Can a dopamine agonist reverse the effects of an irreversible dopamine antagonist?
No. Irreversible antagonism is, by definition, inhibition that cannot be reversed by the agonist. Let me summarize the basics. You can read about this in Goodman and Gillman's The Pharmacological Basis of Therapeutics, Chapter 3, but there are many basic biochemistry textbooks that will cover the same ground.
When an interaction between a ligand and a receptor is said to be reversible, it means that it can associate to form a ligand receptor complex, and then dissociate, leaving the system with free ligand and free receptor. In the most general case, when the ligand is bound, it changes the conformation and activity of the receptor, and when it dissociates, the receptor returns to its original conformation and activity. The effect of the ligand in the biological system is related to the proportion of bound receptors.
Irreversible ligands typically involve covalent bonding (e.g., aspirin, alkylating agents). When the ligand interacts with the receptor, it irreversibly alters the conformation and function of the receptor. Cell or tissue function is only returned to the free receptor state when the particular receptors that have had a ligand receptor interaction have been degraded and replaced by a new receptor.

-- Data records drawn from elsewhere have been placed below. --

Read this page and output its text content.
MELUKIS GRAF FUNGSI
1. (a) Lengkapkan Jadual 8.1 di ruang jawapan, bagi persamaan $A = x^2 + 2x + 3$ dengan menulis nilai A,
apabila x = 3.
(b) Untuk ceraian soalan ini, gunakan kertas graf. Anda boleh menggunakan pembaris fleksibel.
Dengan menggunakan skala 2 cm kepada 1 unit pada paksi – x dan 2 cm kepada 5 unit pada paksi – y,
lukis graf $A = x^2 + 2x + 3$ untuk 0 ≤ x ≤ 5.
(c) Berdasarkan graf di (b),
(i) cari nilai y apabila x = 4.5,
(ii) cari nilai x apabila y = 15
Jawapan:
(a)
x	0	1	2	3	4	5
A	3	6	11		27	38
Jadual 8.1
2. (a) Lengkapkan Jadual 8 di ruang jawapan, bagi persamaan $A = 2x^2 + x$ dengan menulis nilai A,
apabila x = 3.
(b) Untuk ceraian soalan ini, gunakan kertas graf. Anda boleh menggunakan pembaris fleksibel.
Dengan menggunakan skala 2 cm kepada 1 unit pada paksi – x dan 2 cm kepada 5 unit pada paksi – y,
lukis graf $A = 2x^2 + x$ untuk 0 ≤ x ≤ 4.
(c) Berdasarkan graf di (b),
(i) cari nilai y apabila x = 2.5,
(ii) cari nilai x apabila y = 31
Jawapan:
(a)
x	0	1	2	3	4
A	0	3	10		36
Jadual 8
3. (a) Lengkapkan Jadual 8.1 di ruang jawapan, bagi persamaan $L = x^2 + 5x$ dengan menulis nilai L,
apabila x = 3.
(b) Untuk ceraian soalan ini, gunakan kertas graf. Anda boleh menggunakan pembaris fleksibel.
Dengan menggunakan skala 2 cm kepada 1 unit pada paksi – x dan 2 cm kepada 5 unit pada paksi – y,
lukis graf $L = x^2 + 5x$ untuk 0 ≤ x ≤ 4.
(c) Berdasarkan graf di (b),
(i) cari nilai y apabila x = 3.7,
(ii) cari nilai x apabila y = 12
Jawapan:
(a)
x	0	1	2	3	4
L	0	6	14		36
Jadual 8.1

One of the ways to test whether an interaction is reversible is to try to reverse it. Let's look at how you would do this.
Start by looking at the effect when an agonist binds. The agonist is reversible. When you add it to an assay that contains the receptor, it associates and dissociates from the receptor, but at any moment, some proportion of receptors is bound to agonist. This binding produces an effect you can measure. The effect is related to the overall proportion of receptors bound to agonist at any given time, which is related to the concentration of the agonist. When you increase the concentration of an agonist, more agonist binds and you can measure a greater effect. In this figure from Goodman & Gillman Chapter 3, you can see the log concentration of the agonist on the x axis and the effect measured in an assay on the y axis:
Now consider the effect of an agonist in the presence of an antagonist. Classically, a competitive reversible antagonist binds the same site as an agonist. When the antagonist is bound, it doesn't allow the agonist to bind. So run the same experiment as you did above (by increasing the concentration of the agonist and measuring the effect), but start with a solution that contains some fixed concentration of antagonist. Because an antagonist is competing for those same binding sites, there will be fewer receptors available for agonist binding, fewer receptor/agonist complexes, and a smaller effect.

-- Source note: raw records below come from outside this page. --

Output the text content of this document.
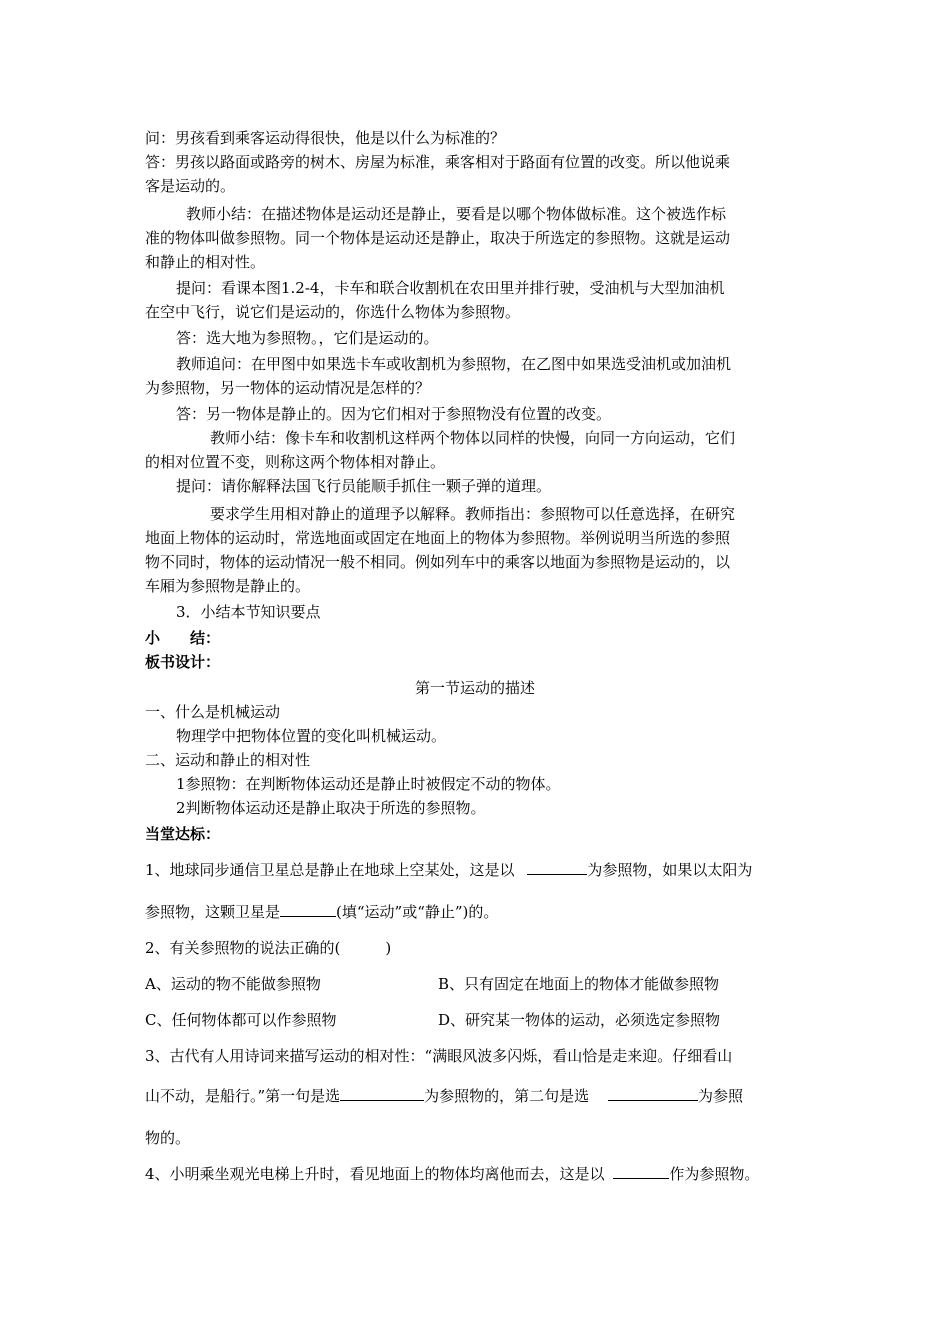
问：男孩看到乘客运动得很快，他是以什么为标准的？
答：男孩以路面或路旁的树木、房屋为标准，乘客相对于路面有位置的改变。所以他说乘
客是运动的。
教师小结：在描述物体是运动还是静止，要看是以哪个物体做标准。这个被选作标
准的物体叫做参照物。同一个物体是运动还是静止，取决于所选定的参照物。这就是运动
和静止的相对性。
提问：看课本图1.2-4，卡车和联合收割机在农田里并排行驶，受油机与大型加油机
在空中飞行，说它们是运动的，你选什么物体为参照物。
答：选大地为参照物。，它们是运动的。
教师追问：在甲图中如果选卡车或收割机为参照物，在乙图中如果选受油机或加油机
为参照物，另一物体的运动情况是怎样的？
答：另一物体是静止的。因为它们相对于参照物没有位置的改变。
教师小结：像卡车和收割机这样两个物体以同样的快慢，向同一方向运动，它们
的相对位置不变，则称这两个物体相对静止。
提问：请你解释法国飞行员能顺手抓住一颗子弹的道理。
要求学生用相对静止的道理予以解释。教师指出：参照物可以任意选择，在研究
地面上物体的运动时，常选地面或固定在地面上的物体为参照物。举例说明当所选的参照
物不同时，物体的运动情况一般不相同。例如列车中的乘客以地面为参照物是运动的，以
车厢为参照物是静止的。
3．小结本节知识要点
小　　结：
板书设计：
第一节运动的描述
一、什么是机械运动
物理学中把物体位置的变化叫机械运动。
二、运动和静止的相对性
1参照物：在判断物体运动还是静止时被假定不动的物体。
2判断物体运动还是静止取决于所选的参照物。
当堂达标：
1、地球同步通信卫星总是静止在地球上空某处，这是以	为参照物，如果以太阳为
参照物，这颗卫星是	(填“运动”或“静止”)的。
2、有关参照物的说法正确的(　　　)
A、运动的物不能做参照物	B、只有固定在地面上的物体才能做参照物
C、任何物体都可以作参照物	D、研究某一物体的运动，必须选定参照物
3、古代有人用诗词来描写运动的相对性：“满眼风波多闪烁，看山恰是走来迎。仔细看山
山不动，是船行。”第一句是选	为参照物的，第二句是选	为参照
物的。
4、小明乘坐观光电梯上升时，看见地面上的物体均离他而去，这是以	作为参照物。
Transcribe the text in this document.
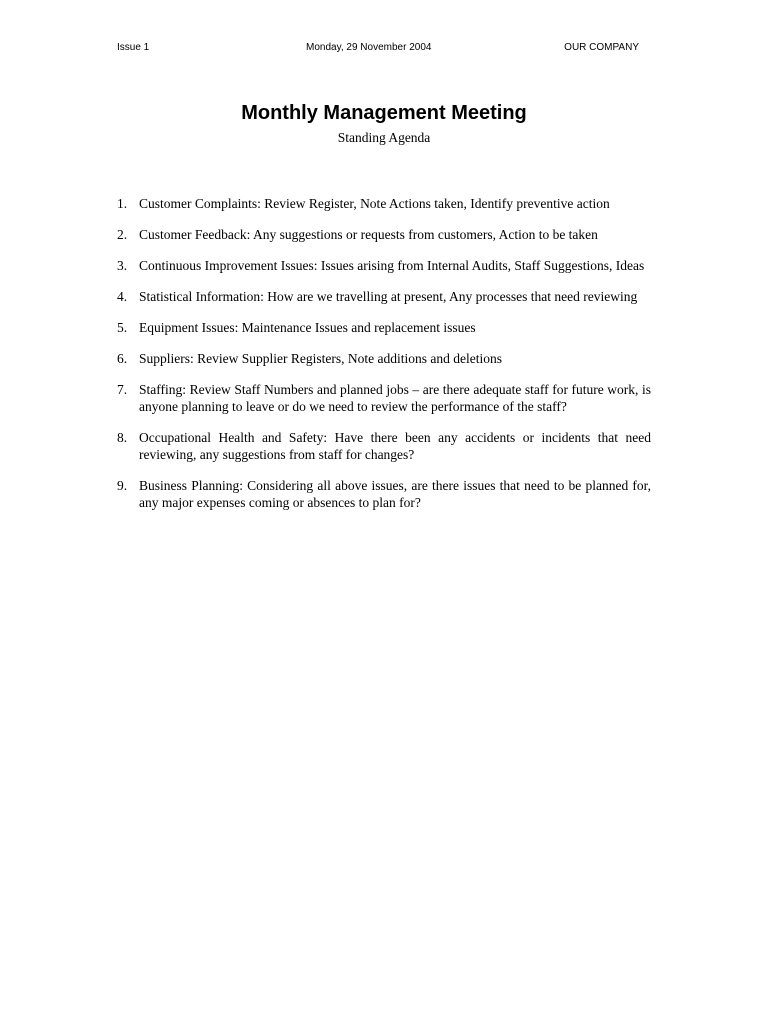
Issue 1	Monday, 29 November 2004	OUR COMPANY
Monthly Management Meeting
Standing Agenda
1. Customer Complaints: Review Register, Note Actions taken, Identify preventive action
2. Customer Feedback: Any suggestions or requests from customers, Action to be taken
3. Continuous Improvement Issues: Issues arising from Internal Audits, Staff Suggestions, Ideas
4. Statistical Information: How are we travelling at present, Any processes that need reviewing
5. Equipment Issues: Maintenance Issues and replacement issues
6. Suppliers: Review Supplier Registers, Note additions and deletions
7. Staffing: Review Staff Numbers and planned jobs – are there adequate staff for future work, is anyone planning to leave or do we need to review the performance of the staff?
8. Occupational Health and Safety: Have there been any accidents or incidents that need reviewing, any suggestions from staff for changes?
9. Business Planning: Considering all above issues, are there issues that need to be planned for, any major expenses coming or absences to plan for?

If the antagonist is reversible, though, you can still get the same effect you got in the first experiment. You just have to increase the concentration of the agonist until it binds the same proportion of receptors. Since both agonist and antagonist are constantly associating and dissociating with the receptor, increasing the concentration of one of them will out compete the other. In this figure (same source), you can see that in the presence of an antagonist (here, i, for inhibitor), it requires more agonist to get the same effect, but the maximum effect is still the same.
If the antagonist is irreversible you can't get the same effect you got in the first experiment, even by increasing the concentration of the agonist. The receptors have been permanently altered by the presence of the antagonist, and whatever portion of them had some interaction with the antagonist will either not bind the agonist, or will not produce an effect when bound. What you see in the assay here is that increasing the agonist concentration in the assay may increase the measured response, but you are unable to reach the same maximum response. Note here, the figure describes a pseudo-irreversible inhibitor (antagonist). This is just a term for an irreversible inhibitor that doesn't covalently bind the receptor, but has a strong enough affinity for the binding site that, based on the measurements, it looks like it covalently binds. Effectively, the inhibitor is going to sit there on the binding site until the receptor is degraded and will not be outcompeted by the agonist.